CLICK TO ENLARGE |
Is this a surprise to anyone with half-a-brain and a sense of history? People were starving to death in the capital cities of London and Paris in the early 1800s. Does anyone remember Dickens' work? He wasn't just making stuff up.
From James Pethokoukis at American Enterprise Institute (and the source of the above graphic):
The above chart is from Gapminder and shows China’s per capita income growth since 1800 vs. that of the US and the UK. What happened to China toward the end of the 20th century? Well, it started doing what America and Britain began doing some 200 years earlier. China started embracing what Bono calls entrepreneurial capitalism. Or as economist Deirdre McCloskey puts it:
The Big Economic Story of our times has not been the Great Recession of 2007–2009, unpleasant though it was. … The Big Economic Story of our own times is that the Chinese in 1978 and then the Indians in 1991 adopted liberal ideas in the economy, and came to attribute a dignity and a liberty to the bourgeoisie formerly denied. And then China and India exploded in economic growth. … And contrary to the usual declarations of the economists since Adam Smith or Karl Marx, the Biggest Economic Story was not caused by trade or investment or exploitation. It was caused by ideas. The idea of bourgeois dignity and liberty led to a rise of real income per head in 2010 prices from about $3 a day in 1800 worldwide to over $100 in places that have accepted the Bourgeois Deal and its creative destruction.

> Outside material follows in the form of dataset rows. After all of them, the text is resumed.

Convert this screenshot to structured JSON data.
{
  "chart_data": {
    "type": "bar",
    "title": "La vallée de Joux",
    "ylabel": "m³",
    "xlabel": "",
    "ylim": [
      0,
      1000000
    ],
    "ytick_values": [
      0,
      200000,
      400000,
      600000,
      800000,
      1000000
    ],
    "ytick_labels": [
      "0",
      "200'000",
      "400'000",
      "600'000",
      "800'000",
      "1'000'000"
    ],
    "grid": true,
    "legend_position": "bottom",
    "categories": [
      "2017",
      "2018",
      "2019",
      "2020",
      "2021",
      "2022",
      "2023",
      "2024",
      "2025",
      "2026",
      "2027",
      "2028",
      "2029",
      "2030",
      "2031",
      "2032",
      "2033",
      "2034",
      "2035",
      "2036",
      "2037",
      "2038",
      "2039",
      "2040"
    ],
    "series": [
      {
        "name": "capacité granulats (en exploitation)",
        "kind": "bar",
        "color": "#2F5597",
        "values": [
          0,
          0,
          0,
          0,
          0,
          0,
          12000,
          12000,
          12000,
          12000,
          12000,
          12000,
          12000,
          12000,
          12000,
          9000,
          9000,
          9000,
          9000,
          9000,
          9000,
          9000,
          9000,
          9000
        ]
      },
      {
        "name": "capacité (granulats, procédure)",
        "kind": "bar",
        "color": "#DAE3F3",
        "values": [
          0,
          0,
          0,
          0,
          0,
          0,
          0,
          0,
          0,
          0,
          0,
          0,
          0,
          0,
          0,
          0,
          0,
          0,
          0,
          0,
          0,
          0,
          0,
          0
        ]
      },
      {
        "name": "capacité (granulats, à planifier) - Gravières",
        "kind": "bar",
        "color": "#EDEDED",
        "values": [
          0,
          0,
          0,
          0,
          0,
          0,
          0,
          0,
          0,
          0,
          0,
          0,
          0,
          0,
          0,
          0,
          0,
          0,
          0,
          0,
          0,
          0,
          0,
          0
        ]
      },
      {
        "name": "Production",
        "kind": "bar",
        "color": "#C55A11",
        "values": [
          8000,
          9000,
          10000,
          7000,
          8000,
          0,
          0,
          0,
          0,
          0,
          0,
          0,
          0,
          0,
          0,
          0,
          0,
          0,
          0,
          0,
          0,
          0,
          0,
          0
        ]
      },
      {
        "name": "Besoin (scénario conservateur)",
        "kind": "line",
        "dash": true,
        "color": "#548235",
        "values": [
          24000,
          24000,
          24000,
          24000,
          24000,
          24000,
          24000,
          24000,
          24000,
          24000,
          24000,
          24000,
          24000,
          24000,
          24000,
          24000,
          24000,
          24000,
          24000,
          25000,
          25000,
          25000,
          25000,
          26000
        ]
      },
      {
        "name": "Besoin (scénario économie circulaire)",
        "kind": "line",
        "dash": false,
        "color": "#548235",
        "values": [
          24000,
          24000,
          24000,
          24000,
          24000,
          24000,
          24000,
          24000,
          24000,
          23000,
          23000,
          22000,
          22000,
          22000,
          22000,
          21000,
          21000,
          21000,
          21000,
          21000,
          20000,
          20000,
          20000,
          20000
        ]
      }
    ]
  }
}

Modern Western people have a very hard time wrapping their minds around what real poverty is. Here's a clue, obesity is not a problem for those living below the poverty line for most societies throughout history.
But it's become politically popular, once again, to indulge in class warfare. This means attacks against capitalism and the raising up of the ridiculously failed and murderous Marxist belief systems. Ain't life grand?